Les risques se sont matérialisés, les solutions deviennent urgentes. Les engagements actuels laissent la planète sur la trajectoire de 2,8° (au lieu de 1,5, seuil que d’ailleurs certains pays cherchent à faire disparaitre a révélé John Kerry)

COP 27 pour l’instant tout va bien pour les pays développés, relativement dans les clous. Mais ils doivent s’occuper du sud
« Chaque tonne de CO2 va faire une différence, il n’y a aucune action contre le changement climatique qui soit inutile« , ainsi 29 états ont renforcé leurs efforts , dont le Mexique  qui est passé d’un objectif de réduction de 22% à 31% d’ici à 2030. 
Et pour gagner des tonnes, il faudra poursuivre cet effort de réduction et travailler sur des secteurs encore mal pris en compte. 
Au niveau local, les territoires peuvent répondre présents à cet objectif. Nous savons ce qu’il faut faire et les bonnes solutions fleurissent. Trop peu. E. Macron a confié aux cinquante principaux pollueurs français leur feuille de route. Ils peuvent et doivent faire mieux et seront aidés pour cela. A une condition : que les résultats s’affichent. Il faudra y veiller. Plus que jamais l’écologie va devoir prouver sa bonne gestion économique ! 
Au niveau global, faire entendre raison aux grands majors, ce n’est pas gagné ! Les multinationales se rient des états, les partisans des fossiles résistent. Jamais une COP sur le climat n’avait accueilli autant de lobbies pro fossiles (https://www.enmetamorphose.com/?p=4426 ) Que vaudra en face de cela, la belle décision du pacte de non prolifération des ONGs? Les états du G20 qui se réuniront à Bali le 16 nov sont attendus sur ce point
Assiste-t-on à un recul ? Non parce que des accords bilatéraux se signent. Que des pans entiers de l’industrie s’attellent à la transformation, mais on découvre que les rapports scientifiques ont pêché par optimisme, que le réchauffement s’accélère et que les dix ans qui nous sont octroyés se réduisent à 7. La pauvreté prime encore sur la menace climatique, peu de pays peuvent se targuer d’une économie florissante et pour l’instant aucun des pays responsables de l’accumulation des GES n’a respecté son engagement à financer les pertes et dommages (Europe, chine, USA , Inde…aucun)
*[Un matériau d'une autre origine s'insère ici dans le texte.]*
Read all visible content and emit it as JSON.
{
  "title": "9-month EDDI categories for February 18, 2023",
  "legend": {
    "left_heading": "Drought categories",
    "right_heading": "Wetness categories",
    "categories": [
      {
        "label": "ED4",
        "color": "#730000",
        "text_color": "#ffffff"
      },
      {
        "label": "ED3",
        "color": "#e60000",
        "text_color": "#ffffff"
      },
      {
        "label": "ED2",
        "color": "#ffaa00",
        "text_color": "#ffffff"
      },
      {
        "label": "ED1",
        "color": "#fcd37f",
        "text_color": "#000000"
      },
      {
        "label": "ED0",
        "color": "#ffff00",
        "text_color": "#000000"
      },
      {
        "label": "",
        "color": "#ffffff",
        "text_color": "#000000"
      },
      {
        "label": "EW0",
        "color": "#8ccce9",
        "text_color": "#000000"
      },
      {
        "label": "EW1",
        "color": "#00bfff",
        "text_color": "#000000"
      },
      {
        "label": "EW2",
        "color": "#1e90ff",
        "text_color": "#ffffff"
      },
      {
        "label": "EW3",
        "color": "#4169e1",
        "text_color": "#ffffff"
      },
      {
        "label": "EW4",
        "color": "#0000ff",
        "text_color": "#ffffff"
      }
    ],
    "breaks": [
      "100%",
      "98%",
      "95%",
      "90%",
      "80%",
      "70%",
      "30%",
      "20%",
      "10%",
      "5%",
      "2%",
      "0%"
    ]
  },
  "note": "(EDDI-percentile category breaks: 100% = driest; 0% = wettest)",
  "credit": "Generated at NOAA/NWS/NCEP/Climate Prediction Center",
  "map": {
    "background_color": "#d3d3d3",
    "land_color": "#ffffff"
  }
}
Le 12 novembre à mi-temps de la COP et selon la tradition  des manifestations et temps forts ont eu lieu dans le monde entier. Mais à Charm El Cheikh, le régime de Fattah Al Sissi a interdit la manifestation et les participants ont du se résoudre à un rassemblement en zone bleue autour de la sœur du prisonnier politique égypto britannique Alaa Abdel Fattah

Alimentation : 
Un exemple de secteur trop peu  considéré
Le manque de réfrigération entraine la perte de 526M de tonnes de produits soit 12% de la perte totale et 2% des émissions mondiales de GES à cause des émanations de méthane. 
Les chaînes alimentaires du froid sont essentielles pour relever le défi de nourrir deux milliards de personnes supplémentaires d'ici 2050 et d’aider les petits agriculteurs qui peinent à commercialiser leurs produits. Cette modernisation est nécessaire tout en évitant l'augmentation des émissions de gaz à effet de serre. L'adoption de l'Amendement de Kigali au Protocole de Montréal et de la Déclaration de Rome sur « la contribution du Protocole de Montréal au développement durable de la chaîne du froid pour la réduction du gaspillage alimentaire » savent dire comment déployer des chaînes du froid alimentaires durables, tout en respectant le non usage des CFC. Encore faut- il le faire….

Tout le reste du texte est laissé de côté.